The most painful part of my grief is the knowledge that I will never see my mom again. I will never hear that laugh or receive another gift from her. I don’t have any more opportunities to fight with her or to work through our differences. She will never meet my children or know me as an adult. That’s the pain that takes my breath away, that knocks me down in the middle of a song or the smell of a stranger on the street.

Two years after my mom’s death I started volunteering in memory of her. She taught me the importance of giving back to others and I thought volunteering might help me connect to some of the positive memories that were hidden beneath the tragedy of her suicide. One day I volunteered through the city of Los Angeles to clean up an elementary school. I was assigned to paint crew. I spent all day painting a huge wall blue and I remembered a story my dad had told me about my mom, a story from when they were young in their careers as a surgeon and a nurse, my mom had volunteered to paint Sesame Street characters on the walls of the children’s ward. Remembering that story made me feel deeply connected to my mom. To the woman she was and the mother she was to me, not to the way in which she died. As I drove home from volunteering that day I realized I could capture the experience I’d had that day and give a version of it to other people. I created Hope After Project, a program where I build memorial community service projects inspired by people who have died. These acts of community service help those who are grieving honor their loved ones in a positive, productive way. Every Hope After Project is custom built based on the needs of those who are grieving and the life of the person we’re remembering. We’ve planted flowers in memory of a husband, socialized shelter cats in memory of a brother, cared for trees in memory of a father, served meals to cancer patients in memory of a mother and spent time with homeless youth in memory of a son. Hope After Project gives me the opportunity to walk beside other grievers and to make the world a better place in memory of some incredible people who I never got to me in life, but who I feel so connected to.

At Hope After Projects, I’ve seen grievers turn corners and connect with people who will become friends. I’ve seen families change in front of my eyes as they plant flower bulbs that will bloom, or thrust rakes into the ground, or chat with cancer patients who share the same diagnosis as their deceased loved ones. I build community service events in memory of peoples’ loved ones and then I watch as they lift rocks, or paint walls or feed animals, all while feeling the freedom to say their loved one’s name whenever they want, or take pictures with new friends, cry without explanation or close their eyes against the rays of the sun.
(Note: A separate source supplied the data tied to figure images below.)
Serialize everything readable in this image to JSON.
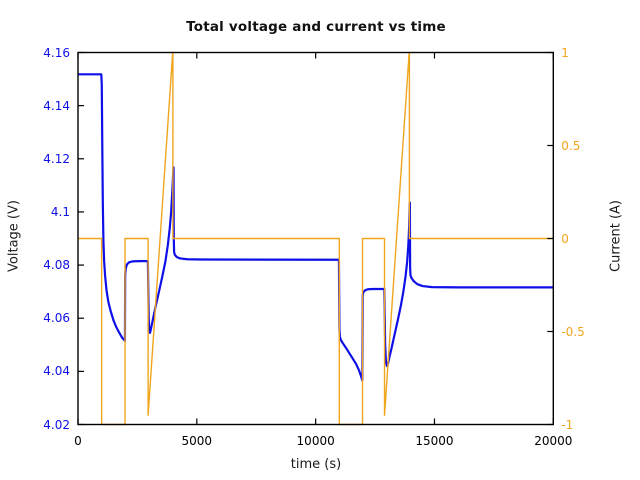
{
  "figure": {
    "title": "Total voltage and current vs time",
    "xlabel": "time (s)",
    "ylabel_left": "Voltage (V)",
    "ylabel_right": "Current (A)",
    "background": "#ffffff",
    "axis_color": "#000000",
    "voltage_color": "#0f0fe8",
    "current_color": "#f0a51d"
  },
  "chart_data": {
    "type": "line",
    "title": "Total voltage and current vs time",
    "xlabel": "time (s)",
    "ylabel_left": "Voltage (V)",
    "ylabel_right": "Current (A)",
    "x_range": [
      0,
      20000
    ],
    "y_left_range": [
      4.02,
      4.16
    ],
    "y_right_range": [
      -1,
      1
    ],
    "x_ticks": [
      0,
      5000,
      10000,
      15000,
      20000
    ],
    "x_tick_labels": [
      "0",
      "5000",
      "10000",
      "15000",
      "20000"
    ],
    "y_left_ticks": [
      4.02,
      4.04,
      4.06,
      4.08,
      4.1,
      4.12,
      4.14,
      4.16
    ],
    "y_left_tick_labels": [
      "4.02",
      "4.04",
      "4.06",
      "4.08",
      "4.1",
      "4.12",
      "4.14",
      "4.16"
    ],
    "y_right_ticks": [
      1,
      0.5,
      0,
      -0.5,
      -1
    ],
    "y_right_tick_labels": [
      "1",
      "0.5",
      "0",
      "-0.5",
      "-1"
    ],
    "grid": false,
    "legend": null,
    "series": [
      {
        "name": "voltage",
        "axis": "left",
        "color": "#0f0fe8",
        "width": 2.2,
        "points": [
          [
            0,
            4.1518
          ],
          [
            980,
            4.1518
          ],
          [
            1000,
            4.148
          ],
          [
            1010,
            4.138
          ],
          [
            1025,
            4.122
          ],
          [
            1045,
            4.103
          ],
          [
            1070,
            4.089
          ],
          [
            1100,
            4.0815
          ],
          [
            1140,
            4.076
          ],
          [
            1200,
            4.0705
          ],
          [
            1280,
            4.066
          ],
          [
            1380,
            4.0625
          ],
          [
            1500,
            4.059
          ],
          [
            1620,
            4.0565
          ],
          [
            1750,
            4.0543
          ],
          [
            1870,
            4.0525
          ],
          [
            1975,
            4.0515
          ],
          [
            1985,
            4.0765
          ],
          [
            2010,
            4.0788
          ],
          [
            2060,
            4.0802
          ],
          [
            2140,
            4.081
          ],
          [
            2300,
            4.0814
          ],
          [
            2600,
            4.0815
          ],
          [
            2940,
            4.0815
          ],
          [
            2955,
            4.072
          ],
          [
            2975,
            4.06
          ],
          [
            3000,
            4.0553
          ],
          [
            3030,
            4.0545
          ],
          [
            3070,
            4.056
          ],
          [
            3150,
            4.0595
          ],
          [
            3280,
            4.065
          ],
          [
            3420,
            4.0705
          ],
          [
            3560,
            4.0762
          ],
          [
            3680,
            4.0815
          ],
          [
            3780,
            4.0875
          ],
          [
            3860,
            4.0938
          ],
          [
            3920,
            4.1
          ],
          [
            3970,
            4.108
          ],
          [
            4005,
            4.1145
          ],
          [
            4020,
            4.1168
          ],
          [
            4030,
            4.09
          ],
          [
            4045,
            4.0848
          ],
          [
            4080,
            4.0838
          ],
          [
            4160,
            4.083
          ],
          [
            4300,
            4.0825
          ],
          [
            4600,
            4.0822
          ],
          [
            5200,
            4.0821
          ],
          [
            10980,
            4.082
          ],
          [
            11000,
            4.056
          ],
          [
            11020,
            4.053
          ],
          [
            11060,
            4.0518
          ],
          [
            11150,
            4.0505
          ],
          [
            11280,
            4.0488
          ],
          [
            11420,
            4.0468
          ],
          [
            11560,
            4.0448
          ],
          [
            11700,
            4.0428
          ],
          [
            11820,
            4.0405
          ],
          [
            11910,
            4.0382
          ],
          [
            11965,
            4.0366
          ],
          [
            11980,
            4.0688
          ],
          [
            12010,
            4.0698
          ],
          [
            12080,
            4.0705
          ],
          [
            12200,
            4.0709
          ],
          [
            12400,
            4.071
          ],
          [
            12890,
            4.071
          ],
          [
            12905,
            4.062
          ],
          [
            12925,
            4.05
          ],
          [
            12960,
            4.0435
          ],
          [
            13000,
            4.042
          ],
          [
            13040,
            4.0428
          ],
          [
            13100,
            4.0452
          ],
          [
            13200,
            4.049
          ],
          [
            13320,
            4.0538
          ],
          [
            13450,
            4.059
          ],
          [
            13580,
            4.0645
          ],
          [
            13690,
            4.07
          ],
          [
            13780,
            4.0755
          ],
          [
            13850,
            4.0812
          ],
          [
            13900,
            4.0875
          ],
          [
            13935,
            4.0945
          ],
          [
            13955,
            4.1015
          ],
          [
            13965,
            4.1035
          ],
          [
            13975,
            4.079
          ],
          [
            13990,
            4.0762
          ],
          [
            14030,
            4.0752
          ],
          [
            14120,
            4.074
          ],
          [
            14280,
            4.0728
          ],
          [
            14500,
            4.0721
          ],
          [
            14900,
            4.0717
          ],
          [
            16000,
            4.0716
          ],
          [
            20000,
            4.0716
          ]
        ]
      },
      {
        "name": "current",
        "axis": "right",
        "color": "#f0a51d",
        "width": 1.4,
        "points": [
          [
            0,
            0
          ],
          [
            995,
            0
          ],
          [
            995,
            -1
          ],
          [
            1978,
            -1
          ],
          [
            1978,
            0
          ],
          [
            2950,
            0
          ],
          [
            2950,
            -0.95
          ],
          [
            3985,
            1
          ],
          [
            3993,
            1
          ],
          [
            3993,
            0
          ],
          [
            10995,
            0
          ],
          [
            10995,
            -1
          ],
          [
            11972,
            -1
          ],
          [
            11972,
            0
          ],
          [
            12898,
            0
          ],
          [
            12898,
            -0.95
          ],
          [
            13935,
            1
          ],
          [
            13945,
            1
          ],
          [
            13945,
            0
          ],
          [
            20000,
            0
          ]
        ]
      }
    ]
  }
}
Sometimes people ask me if Hope After Project helps me see the “good” in my mother’s death. The answer is simple and it is no. What Hope After Project does for me is put my grief, the pain of my mother being gone and the fact of her suicide in its rightful place. I call it the grey space. It’s a place where the memory of my mom’s laugh doesn’t negate her alcohol-induced rage. It’s a place where she was infinitely generous and made a decision to take her own life. It’s a place in my soul where I can watch healing occur and feel tremendous gratitude to be exactly where I am without feeling happy that my mother is dead. It’s the place where I heal.